«С сегодняшнего дня всё иначе!» — как одна женщина поставила на грани мужа и сына
Я не робот. Я обычная женщина, которой тоже бывает плохо. У которой ноет спина, которая выбивается из сил, которая целый день пашет в конторе, а вечером волочит неподъёмные авоськи, потому что дома — двое мужиков, крепких и сытых, которые, похоже, искренне верят, что еда в холодильнике берётся из ниоткуда. И когда терпение заканчивается, остаётся только высказать то, что давно клокочет внутри.
День выдался тяжким. На работе аврал, шеф с утра бушевал, еле дожила до вечера. Уже на автобусной остановке сообразила: надо заскочить в магазин — дома пусто, а там ждут муж Игорь и сын Витя. Игорю — сорок три, здоровый, как медведь, аппетит — под стать. Вите — шестнадцать, ходит на борьбу, после тренировок сметает всё, что не приколочено.
Брела домой, сгорбившись под тяжестью пакетов, ругая себя за излишнюю запасливость. В висках стучало, каждый шаг отдавался болью. Но выбора не было — ведь если не я, то кто?
Дверь открыла — Игорь уже дома. Развалился на диване, уткнулся в телек. Ни слова, ни взгляда, будто я — пустое место. Витя ещё в спортзале. Молча прошла в спальню, глотнула таблетку, рухнула на кровать. Хоть десять минут — перевести дух, прийти в себя.
Голова чуть отпустила, но не до конца. Всё равно чувствовала себя выжатой. Но поднялась, поплёлась на кухню. Телевизор орал, но сквозь грохот слышались только мои шаги и звон кастрюль. Скоренько сварганила макароны с тушёнкой, накрошила огурцов с помидорами. Просто, но сытно. Не до кулинарных изысков.
Витя пришёл позже. Позвала всех к столу. Села и услышала то, от чего внутри всё перевернулось.
— Опять эта бурда? — буркнул Игорь. — Могла бы что-то посерьёзнее состряпать.
— А мне бы котлет, — поддакнул Витя, ковыряя вилкой в салате.
Никто не спросил, как я. Никто не сказал спасибо. Они знали, что у меня болела спина. Видели, как я вползала в квартиру с пакетами. Слышали, как я кряхтела и еле волочила ноги. Но их волновало только одно — «нам невкусно».

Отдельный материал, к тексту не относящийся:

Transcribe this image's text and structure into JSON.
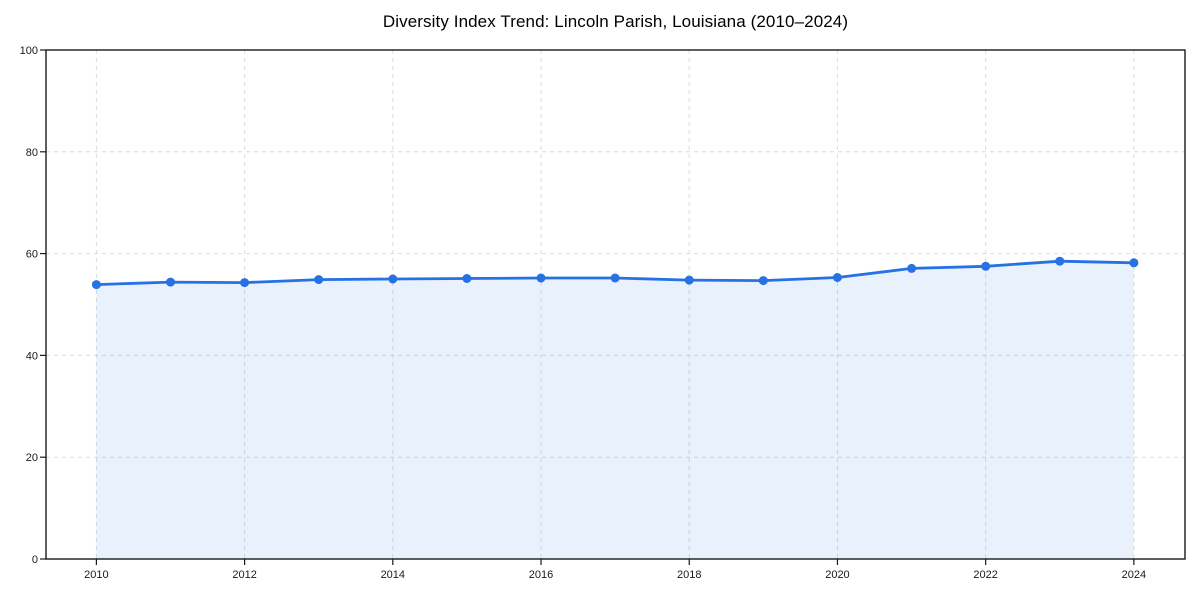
{
  "page": {
    "background": "#ffffff"
  },
  "chart_data": {
    "type": "line",
    "title": "Diversity Index Trend: Lincoln Parish, Louisiana (2010–2024)",
    "x": [
      2010,
      2011,
      2012,
      2013,
      2014,
      2015,
      2016,
      2017,
      2018,
      2019,
      2020,
      2021,
      2022,
      2023,
      2024
    ],
    "series": [
      {
        "name": "Diversity Index",
        "values": [
          53.9,
          54.4,
          54.3,
          54.9,
          55.0,
          55.1,
          55.2,
          55.2,
          54.8,
          54.7,
          55.3,
          57.1,
          57.5,
          58.5,
          58.2
        ]
      }
    ],
    "xlabel": "",
    "ylabel": "",
    "xlim": [
      2009.32,
      2024.69
    ],
    "ylim": [
      0,
      100
    ],
    "xticks": [
      2010,
      2012,
      2014,
      2016,
      2018,
      2020,
      2022,
      2024
    ],
    "yticks": [
      0,
      20,
      40,
      60,
      80,
      100
    ],
    "grid": true,
    "grid_style": "dashed",
    "legend": false,
    "area_fill": true,
    "marker": "circle",
    "colors": {
      "line": "#2671e3",
      "marker": "#2671e3",
      "area_fill": "rgba(38,113,227,0.10)",
      "grid": "#dcdcdc",
      "axis": "#1a1a1a",
      "tick_label": "#1a1a1a",
      "title": "#000000"
    }
  }
}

Я медленно отложила вилку, посмотрела на них. И будто что-то во мне перещёлкнуло.
— Не нравится? Не ешьте. С сегодняшнего дня правила меняются. Я устала быть прислугой. Хочешь котлет — жарь. Хочешь щи — вари. Я больше не буду таскать покупки, готовить, мыть полы и получать за это плевки. Теперь я готовлю — да, на всех. Но один из вас моет посуду, другой — пылесосит. Договоритесь сами. Стираю только то, что в корзине. Грязные трусы под диваном — не моя забота.
Раз в неделю — в воскресенье — идём в магазин втроём. Я не вьючное животное. Я не кухарка. Я не уборщица по вызову.

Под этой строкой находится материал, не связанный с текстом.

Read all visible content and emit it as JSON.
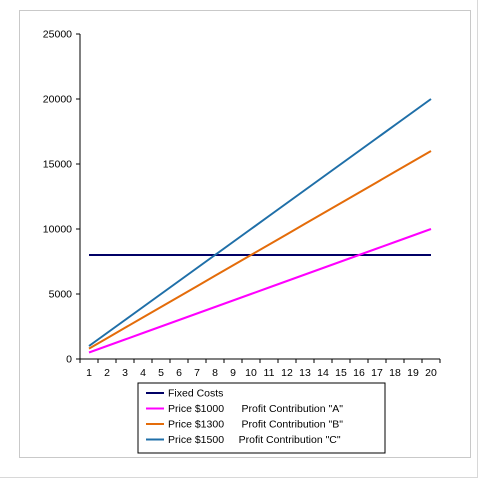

Встала, поправила платок и пошла в ванную. Остановилась в дверях:
— А сейчас я моюсь и ложусь. Кто будет мыть посуду — решайте сами. Но имейте в виду: если утром кухня будет грязной — завтрака не видать. Всё. Спокойной ночи.

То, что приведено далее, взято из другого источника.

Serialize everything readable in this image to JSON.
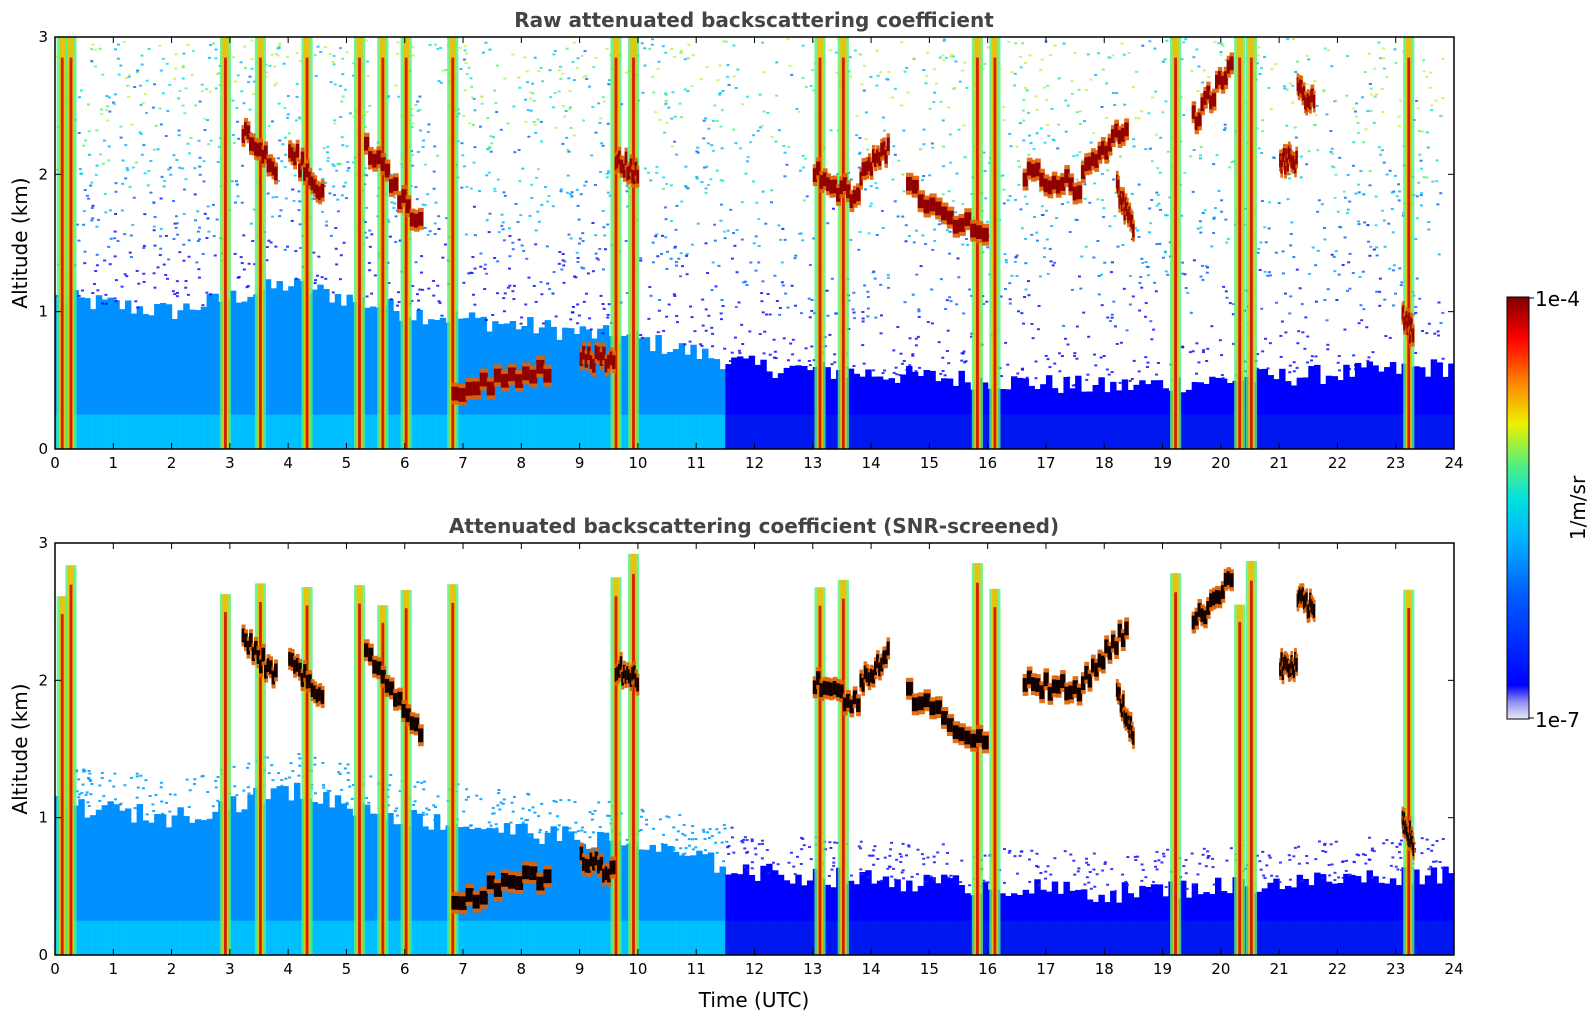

Ушла. За спиной — мёртвая тишина. Даже телевизор кто-то придушил. Не оборачивалась. Знала: они сидят и пялятся мне вслед. Ошарашенные. Может — растерянные. А может, впервые за долгие годы, — задумавшиеся.
И знаете что? Вины не было. Только лёгкость. Потому что иногда, чтобы тебя услышали, надо перестать шёпотом просить и начать говорить чётко. Громко. И без сожалений.